Leadership involves good representation and good representation implies political forthrightness. Political forthrightness leads to good governance. Women in governance has always been a hot topic, with naysayers trading blames for the seeming ineffectual utilisation of this special, natural breed.
The question whether women have fared better than men, given equal opportunities, can be answered by considering the strides of late Professor Dora Akunyili, late Funmilayo Ransome-Kuti, Dr Ngozi Okonjo Iweala and their foreign counterparts like Margareth Thatcher, etc. In all of these women, three attributes stand out: self-discipline, a respectable family line with cherished values of equal rights, and the courageous zeal to serve.
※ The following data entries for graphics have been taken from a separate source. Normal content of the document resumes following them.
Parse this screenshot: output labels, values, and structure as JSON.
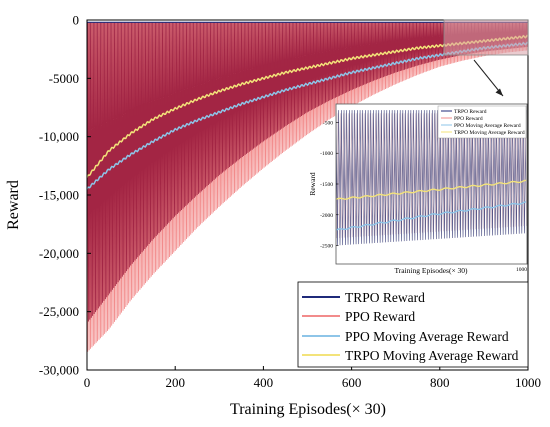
{
  "chart_data": {
    "type": "line",
    "xlabel": "Training Episodes(× 30)",
    "ylabel": "Reward",
    "xlim": [
      0,
      1000
    ],
    "ylim": [
      -30000,
      0
    ],
    "xticks": [
      "0",
      "200",
      "400",
      "600",
      "800",
      "1000"
    ],
    "yticks": [
      "0",
      "-5000",
      "-10,000",
      "-15,000",
      "-20,000",
      "-25,000",
      "-30,000"
    ],
    "legend_position": "bottom-right",
    "x": [
      0,
      50,
      100,
      150,
      200,
      250,
      300,
      350,
      400,
      450,
      500,
      550,
      600,
      650,
      700,
      750,
      800,
      850,
      900,
      950,
      1000
    ],
    "series": [
      {
        "name": "TRPO Reward",
        "color": "#1f2a7a",
        "upper": [
          -200,
          -200,
          -200,
          -200,
          -200,
          -200,
          -200,
          -200,
          -200,
          -200,
          -200,
          -200,
          -200,
          -200,
          -200,
          -200,
          -200,
          -200,
          -200,
          -200,
          -200
        ],
        "lower": [
          -26000,
          -23500,
          -21000,
          -18800,
          -16800,
          -15000,
          -13300,
          -11800,
          -10400,
          -9100,
          -7900,
          -6900,
          -6000,
          -5200,
          -4500,
          -3900,
          -3400,
          -3000,
          -2700,
          -2500,
          -2300
        ]
      },
      {
        "name": "PPO Reward",
        "color": "#f28b8b",
        "upper": [
          -200,
          -200,
          -200,
          -200,
          -200,
          -200,
          -200,
          -200,
          -200,
          -200,
          -200,
          -200,
          -200,
          -200,
          -200,
          -200,
          -200,
          -200,
          -200,
          -200,
          -200
        ],
        "lower": [
          -28500,
          -26500,
          -24000,
          -21800,
          -19800,
          -17800,
          -16000,
          -14300,
          -12700,
          -11200,
          -9800,
          -8500,
          -7400,
          -6400,
          -5500,
          -4700,
          -4000,
          -3500,
          -3100,
          -2800,
          -2600
        ]
      },
      {
        "name": "PPO Moving Average Reward",
        "color": "#8ec5e8",
        "values": [
          -14500,
          -12800,
          -11500,
          -10400,
          -9400,
          -8600,
          -7900,
          -7200,
          -6600,
          -6000,
          -5500,
          -5000,
          -4500,
          -4100,
          -3700,
          -3300,
          -3000,
          -2700,
          -2400,
          -2200,
          -2000
        ]
      },
      {
        "name": "TRPO Moving Average Reward",
        "color": "#f3e37a",
        "values": [
          -13500,
          -11200,
          -9700,
          -8500,
          -7600,
          -6800,
          -6100,
          -5500,
          -5000,
          -4500,
          -4100,
          -3700,
          -3300,
          -3000,
          -2700,
          -2400,
          -2200,
          -2000,
          -1800,
          -1600,
          -1400
        ]
      }
    ],
    "inset": {
      "source_xlim": [
        810,
        1000
      ],
      "source_ylim": [
        -3000,
        -100
      ],
      "ylabel": "Reward",
      "xlabel": "Training Episodes(× 30)",
      "yticks": [
        "-500",
        "-1000",
        "-1500",
        "-2000",
        "-2500"
      ],
      "xtick_right": "1000",
      "legend": [
        "TRPO Reward",
        "PPO Reward",
        "PPO Moving Average Reward",
        "TRPO Moving Average Reward"
      ],
      "ylim": [
        -2800,
        -200
      ],
      "ppo_ma": [
        -2250,
        -2200,
        -2150,
        -2100,
        -2050,
        -2000,
        -1960,
        -1920,
        -1880,
        -1840,
        -1800
      ],
      "trpo_ma": [
        -1750,
        -1720,
        -1690,
        -1660,
        -1630,
        -1600,
        -1570,
        -1540,
        -1510,
        -1480,
        -1450
      ],
      "band_upper": -300,
      "band_lower": [
        -2500,
        -2480,
        -2460,
        -2440,
        -2420,
        -2400,
        -2380,
        -2360,
        -2340,
        -2320,
        -2300
      ]
    }
  }
}
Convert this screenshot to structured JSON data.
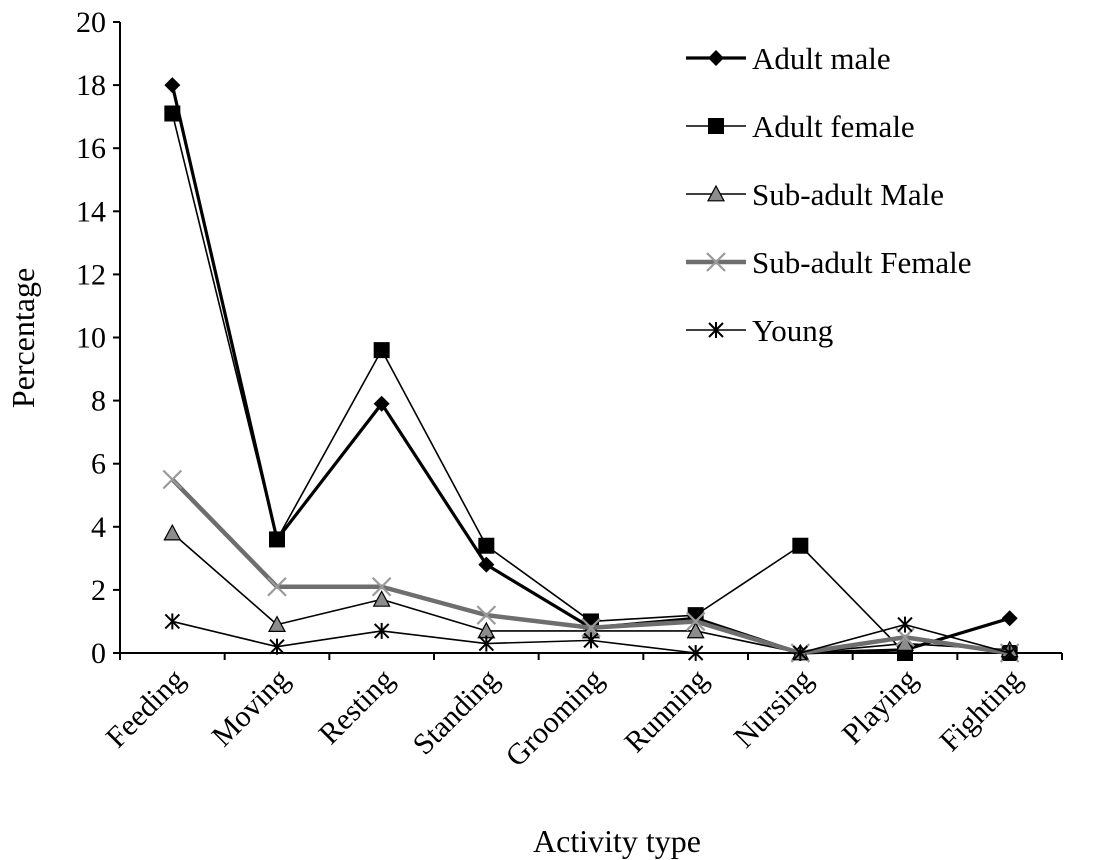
{
  "chart_data": {
    "type": "line",
    "title": "",
    "xlabel": "Activity type",
    "ylabel": "Percentage",
    "ylim": [
      0,
      20
    ],
    "yticks": [
      "0",
      "2",
      "4",
      "6",
      "8",
      "10",
      "12",
      "14",
      "16",
      "18",
      "20"
    ],
    "grid": false,
    "legend_position": "top-right",
    "categories": [
      "Feeding",
      "Moving",
      "Resting",
      "Standing",
      "Grooming",
      "Running",
      "Nursing",
      "Playing",
      "Fighting"
    ],
    "series": [
      {
        "name": "Adult male",
        "marker": "diamond-icon",
        "color": "#000000",
        "values": [
          18.0,
          3.6,
          7.9,
          2.8,
          0.8,
          1.1,
          0.0,
          0.1,
          1.1
        ]
      },
      {
        "name": "Adult female",
        "marker": "square-icon",
        "color": "#000000",
        "values": [
          17.1,
          3.6,
          9.6,
          3.4,
          1.0,
          1.2,
          3.4,
          0.0,
          0.0
        ]
      },
      {
        "name": "Sub-adult Male",
        "marker": "triangle-icon",
        "color": "#808080",
        "values": [
          3.8,
          0.9,
          1.7,
          0.7,
          0.7,
          0.7,
          0.0,
          0.3,
          0.1
        ]
      },
      {
        "name": "Sub-adult Female",
        "marker": "x-icon",
        "color": "#6e6e6e",
        "values": [
          5.5,
          2.1,
          2.1,
          1.2,
          0.8,
          1.0,
          0.0,
          0.5,
          0.0
        ]
      },
      {
        "name": "Young",
        "marker": "asterisk-icon",
        "color": "#000000",
        "values": [
          1.0,
          0.2,
          0.7,
          0.3,
          0.4,
          0.0,
          0.0,
          0.9,
          0.0
        ]
      }
    ]
  }
}
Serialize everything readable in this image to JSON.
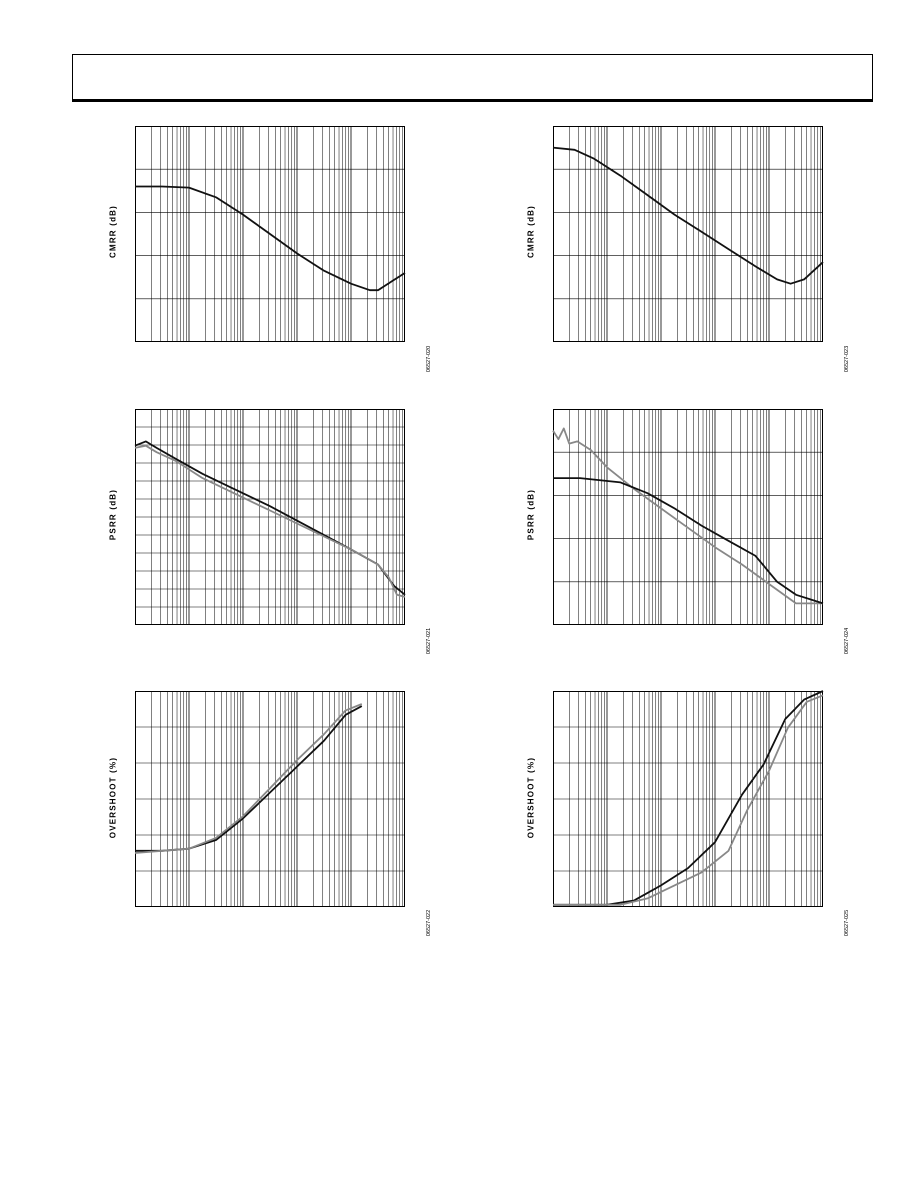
{
  "page": {
    "header": ""
  },
  "chart_data": [
    {
      "type": "line",
      "ylabel": "CMRR (dB)",
      "figure_id": "06527-020",
      "xscale": "log",
      "grid": true,
      "series": [
        {
          "color": "#111111",
          "points": [
            [
              0,
              0.28
            ],
            [
              0.1,
              0.28
            ],
            [
              0.2,
              0.285
            ],
            [
              0.3,
              0.33
            ],
            [
              0.4,
              0.41
            ],
            [
              0.5,
              0.5
            ],
            [
              0.6,
              0.59
            ],
            [
              0.7,
              0.67
            ],
            [
              0.8,
              0.73
            ],
            [
              0.87,
              0.76
            ],
            [
              0.9,
              0.76
            ],
            [
              0.95,
              0.72
            ],
            [
              1,
              0.68
            ]
          ]
        }
      ]
    },
    {
      "type": "line",
      "ylabel": "CMRR (dB)",
      "figure_id": "06527-023",
      "xscale": "log",
      "grid": true,
      "series": [
        {
          "color": "#111111",
          "points": [
            [
              0,
              0.1
            ],
            [
              0.08,
              0.11
            ],
            [
              0.15,
              0.15
            ],
            [
              0.25,
              0.23
            ],
            [
              0.35,
              0.32
            ],
            [
              0.45,
              0.41
            ],
            [
              0.55,
              0.49
            ],
            [
              0.65,
              0.57
            ],
            [
              0.75,
              0.65
            ],
            [
              0.83,
              0.71
            ],
            [
              0.88,
              0.73
            ],
            [
              0.93,
              0.71
            ],
            [
              1,
              0.63
            ]
          ]
        }
      ]
    },
    {
      "type": "line",
      "ylabel": "PSRR (dB)",
      "figure_id": "06527-021",
      "xscale": "log",
      "grid": true,
      "series": [
        {
          "color": "#111111",
          "points": [
            [
              0,
              0.17
            ],
            [
              0.04,
              0.15
            ],
            [
              0.08,
              0.18
            ],
            [
              0.15,
              0.23
            ],
            [
              0.25,
              0.3
            ],
            [
              0.35,
              0.36
            ],
            [
              0.5,
              0.45
            ],
            [
              0.65,
              0.55
            ],
            [
              0.8,
              0.65
            ],
            [
              0.9,
              0.72
            ],
            [
              0.96,
              0.82
            ],
            [
              1,
              0.86
            ]
          ]
        },
        {
          "color": "#888888",
          "points": [
            [
              0,
              0.18
            ],
            [
              0.04,
              0.17
            ],
            [
              0.08,
              0.2
            ],
            [
              0.15,
              0.24
            ],
            [
              0.25,
              0.32
            ],
            [
              0.35,
              0.38
            ],
            [
              0.5,
              0.47
            ],
            [
              0.65,
              0.56
            ],
            [
              0.8,
              0.65
            ],
            [
              0.9,
              0.72
            ],
            [
              0.94,
              0.78
            ],
            [
              0.97,
              0.86
            ],
            [
              1,
              0.87
            ]
          ]
        }
      ]
    },
    {
      "type": "line",
      "ylabel": "PSRR (dB)",
      "figure_id": "06527-024",
      "xscale": "log",
      "grid": true,
      "series": [
        {
          "color": "#888888",
          "points": [
            [
              0,
              0.1
            ],
            [
              0.02,
              0.14
            ],
            [
              0.04,
              0.09
            ],
            [
              0.06,
              0.16
            ],
            [
              0.09,
              0.15
            ],
            [
              0.14,
              0.19
            ],
            [
              0.2,
              0.27
            ],
            [
              0.3,
              0.37
            ],
            [
              0.4,
              0.46
            ],
            [
              0.5,
              0.55
            ],
            [
              0.6,
              0.64
            ],
            [
              0.7,
              0.72
            ],
            [
              0.8,
              0.81
            ],
            [
              0.9,
              0.9
            ],
            [
              1,
              0.9
            ]
          ]
        },
        {
          "color": "#111111",
          "points": [
            [
              0,
              0.32
            ],
            [
              0.1,
              0.32
            ],
            [
              0.25,
              0.34
            ],
            [
              0.35,
              0.39
            ],
            [
              0.45,
              0.46
            ],
            [
              0.55,
              0.54
            ],
            [
              0.65,
              0.61
            ],
            [
              0.75,
              0.68
            ],
            [
              0.83,
              0.8
            ],
            [
              0.9,
              0.86
            ],
            [
              1,
              0.9
            ]
          ]
        }
      ]
    },
    {
      "type": "line",
      "ylabel": "OVERSHOOT (%)",
      "figure_id": "06527-022",
      "xscale": "log",
      "grid": true,
      "series": [
        {
          "color": "#111111",
          "points": [
            [
              0,
              0.74
            ],
            [
              0.1,
              0.74
            ],
            [
              0.2,
              0.73
            ],
            [
              0.3,
              0.69
            ],
            [
              0.4,
              0.59
            ],
            [
              0.5,
              0.47
            ],
            [
              0.6,
              0.35
            ],
            [
              0.7,
              0.23
            ],
            [
              0.78,
              0.11
            ],
            [
              0.84,
              0.07
            ]
          ]
        },
        {
          "color": "#888888",
          "points": [
            [
              0,
              0.75
            ],
            [
              0.1,
              0.74
            ],
            [
              0.2,
              0.73
            ],
            [
              0.3,
              0.68
            ],
            [
              0.4,
              0.58
            ],
            [
              0.5,
              0.45
            ],
            [
              0.6,
              0.32
            ],
            [
              0.7,
              0.2
            ],
            [
              0.78,
              0.09
            ],
            [
              0.84,
              0.06
            ]
          ]
        }
      ]
    },
    {
      "type": "line",
      "ylabel": "OVERSHOOT (%)",
      "figure_id": "06527-025",
      "xscale": "log",
      "grid": true,
      "series": [
        {
          "color": "#111111",
          "points": [
            [
              0,
              0.99
            ],
            [
              0.2,
              0.99
            ],
            [
              0.3,
              0.97
            ],
            [
              0.4,
              0.9
            ],
            [
              0.5,
              0.82
            ],
            [
              0.6,
              0.7
            ],
            [
              0.7,
              0.48
            ],
            [
              0.78,
              0.34
            ],
            [
              0.86,
              0.13
            ],
            [
              0.93,
              0.04
            ],
            [
              1,
              0.0
            ]
          ]
        },
        {
          "color": "#888888",
          "points": [
            [
              0,
              0.99
            ],
            [
              0.25,
              0.99
            ],
            [
              0.35,
              0.96
            ],
            [
              0.45,
              0.9
            ],
            [
              0.55,
              0.84
            ],
            [
              0.65,
              0.74
            ],
            [
              0.72,
              0.55
            ],
            [
              0.8,
              0.37
            ],
            [
              0.87,
              0.17
            ],
            [
              0.94,
              0.05
            ],
            [
              1,
              0.02
            ]
          ]
        }
      ]
    }
  ]
}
For some time now, I have been communicating with a senator from Ekiti State, Mrs Biodun Olujimi and, quite unlike people in her class, she has been quite responsive whenever I expressed my opinions on pressing national issues. Does this not show that she is not carried away by the allure of her office and the exalted name of a senator?
According to the current Vice President of the USA, Mike Pence, “societal collapse was always the product of the deterioration of marriage and family.” In buttressing this point, I believe that the family, being the fundamental unit of every society, is supposed to be enhanced to perform its noble traditional role of being the first breeding space for justice, fairness and equity under the principle of equal rights and obligations for all members of the unit, irrespective of tribe or gender, as partly suggested in the bill presented by Senator Olujimi to the National Assembly on women’s rights. Whether the male-dominated society purges itself of natural dominance or not, the girl-child must be freed from the bondage of ‘concessions’ that the society has consistently plagued her with.
Examples include the concessions for girls in examination cut-off marks, which have further enhanced the weaker-sex-syndrome and subjected the girl-child to inferiority complex early in life. We must discourage both the formal and the informal systems of male domination through rules and legislation to ensure equal rights irrespective of gender, in order to allow both genders to compete, relate and rule their world. This is not a question of religion but a question of conscience. In the event that this equation is balanced, though, the womenfolk must forget the concept of men being the breadwinners of the home because he that comes to equity must come with clean hands. Should women shed some of the rights that they currently enjoy in this male-dominated society or should we just perish the thought and retain the status quo in order not to rock the boat?
In all of this, one thing is certain: there are so many women, but few colossus like Senator Biodun Olujimi, Dr Dora Nkem Akunyili, Margareth Thatcher and Funmilayo Ransome-Kuti who have either successfully or fruitlessly, in an antagonistic society of male dominance, aspired to better the societies they belong to by pushing for a constitution that sufficiently protects all citizens equally, regardless of creed, faith or gender.